M - L'élément déclencheur? Moi, je donne des cours d'entraînement, ça fait plusieurs années, puis je me suis rendu compte en fait que j'aimais ça être à l'avant, j'aimais ça animer. Mais, pour moi, l'université n'était pas un choix valable dans mon jeune temps. Donc, j'ai décidé de m'inscrite un Baccalauréat en enseignement. Je me suis inscrite pour 4 ans, avec les enfants et le travail par-dessus ça. C'est un gros projet!

S - Un gros projet, comment ton chum a pris ça? C'est une décision familiale qui est importante.

M - Ouais! En fait, au début, je voulais faire ça en douce un petit peu. Je me suis dit: «Je vais m'inscrire au Certificat, puis par la suite je vais faire quelques cours, je vais travailler et le chemin suivra son cours». Mais, je n'ai pas été capable de me retenir et j'en ai parlé à mon conjoint. Puis c'est lui qui m'a vraiment offert, il m'a dit: «Bah, pourquoi tu n’irais pas faire ton Baccalauréat à la place?».

S - Ah! Wow!

M - Je lui ai dit: «Ouin, mais là, ça l'engendre 4 ans à temps plein». On avait deux bons revenus, on allait se retrouver avec un salaire. Je travaille, mais les études coûtent chères aussi. Donc, ça a été une grosse discussion quand même.

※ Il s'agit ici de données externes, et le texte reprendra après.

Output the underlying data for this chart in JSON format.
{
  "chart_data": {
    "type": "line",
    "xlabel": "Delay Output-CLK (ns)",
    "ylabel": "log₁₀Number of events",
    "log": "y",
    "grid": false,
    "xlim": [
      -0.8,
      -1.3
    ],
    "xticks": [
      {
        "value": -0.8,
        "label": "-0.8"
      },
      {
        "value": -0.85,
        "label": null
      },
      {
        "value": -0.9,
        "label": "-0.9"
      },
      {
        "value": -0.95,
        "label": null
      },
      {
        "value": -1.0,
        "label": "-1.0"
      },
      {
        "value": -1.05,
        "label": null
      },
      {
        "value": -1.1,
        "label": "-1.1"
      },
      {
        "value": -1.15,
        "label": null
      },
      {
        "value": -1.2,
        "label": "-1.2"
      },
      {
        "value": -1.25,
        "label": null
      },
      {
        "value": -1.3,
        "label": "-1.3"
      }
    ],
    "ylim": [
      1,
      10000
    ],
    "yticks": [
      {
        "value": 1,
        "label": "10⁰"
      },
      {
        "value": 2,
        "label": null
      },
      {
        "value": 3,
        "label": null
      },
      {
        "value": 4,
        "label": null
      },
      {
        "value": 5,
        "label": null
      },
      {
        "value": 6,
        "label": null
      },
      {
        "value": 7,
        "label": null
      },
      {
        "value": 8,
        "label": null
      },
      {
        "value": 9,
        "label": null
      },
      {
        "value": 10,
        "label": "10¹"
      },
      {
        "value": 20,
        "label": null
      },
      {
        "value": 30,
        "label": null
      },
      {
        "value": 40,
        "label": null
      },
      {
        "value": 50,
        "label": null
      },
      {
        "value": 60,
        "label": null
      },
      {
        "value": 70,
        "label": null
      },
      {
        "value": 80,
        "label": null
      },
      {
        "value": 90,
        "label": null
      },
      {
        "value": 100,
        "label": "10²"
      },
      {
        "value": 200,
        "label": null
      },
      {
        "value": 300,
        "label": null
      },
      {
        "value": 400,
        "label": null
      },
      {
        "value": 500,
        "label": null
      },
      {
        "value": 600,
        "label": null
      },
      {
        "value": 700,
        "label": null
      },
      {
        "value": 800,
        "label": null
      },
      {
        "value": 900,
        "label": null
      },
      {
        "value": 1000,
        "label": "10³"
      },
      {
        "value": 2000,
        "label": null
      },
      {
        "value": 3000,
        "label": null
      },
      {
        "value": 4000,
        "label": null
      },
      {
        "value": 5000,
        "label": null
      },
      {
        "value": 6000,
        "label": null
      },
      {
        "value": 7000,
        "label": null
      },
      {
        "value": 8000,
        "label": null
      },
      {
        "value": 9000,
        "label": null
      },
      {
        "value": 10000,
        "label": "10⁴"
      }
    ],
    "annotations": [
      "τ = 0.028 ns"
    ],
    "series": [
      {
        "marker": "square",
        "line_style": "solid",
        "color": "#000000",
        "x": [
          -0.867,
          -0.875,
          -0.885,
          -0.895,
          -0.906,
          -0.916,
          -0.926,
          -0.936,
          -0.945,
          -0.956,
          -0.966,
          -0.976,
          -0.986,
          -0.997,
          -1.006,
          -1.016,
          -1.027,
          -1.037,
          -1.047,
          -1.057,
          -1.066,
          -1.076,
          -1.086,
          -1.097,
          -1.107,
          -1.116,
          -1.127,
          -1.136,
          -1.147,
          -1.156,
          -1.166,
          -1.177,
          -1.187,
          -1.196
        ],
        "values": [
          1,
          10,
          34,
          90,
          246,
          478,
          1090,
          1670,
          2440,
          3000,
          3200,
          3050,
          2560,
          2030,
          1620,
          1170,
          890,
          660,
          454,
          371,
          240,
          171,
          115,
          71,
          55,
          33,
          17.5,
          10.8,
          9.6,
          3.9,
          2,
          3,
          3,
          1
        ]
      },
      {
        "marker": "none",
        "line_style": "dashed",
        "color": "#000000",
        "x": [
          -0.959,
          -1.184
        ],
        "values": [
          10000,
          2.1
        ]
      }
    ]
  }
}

S - Comment on annonce ça à des enfants que maman retourne à l'école quand eux commencent l'école où sont déjà à l'école?

M - Je pense que mes enfants sont quand même habitués. Je suis une fille qui est remplie de projets. Je pense qu'ils n'ont pas été surpris, mais j'ai trouvé ça bien émouvant de prendre notre première photo d'école, chacun avec nos sacs à dos. J'ai vraiment un beau souvenir de ça.

S - Oui, ça doit être un beau souvenir! Bon, il y le rêve, on retourne à l'école, on fait le choix, on décide ça puis on arrive à l'école et là comment c'est dans la vie? Parce que d'habitude, à l'Université, après ça tu vas prendre des pintes avec des amis… Toi, ce n’est pas le cas?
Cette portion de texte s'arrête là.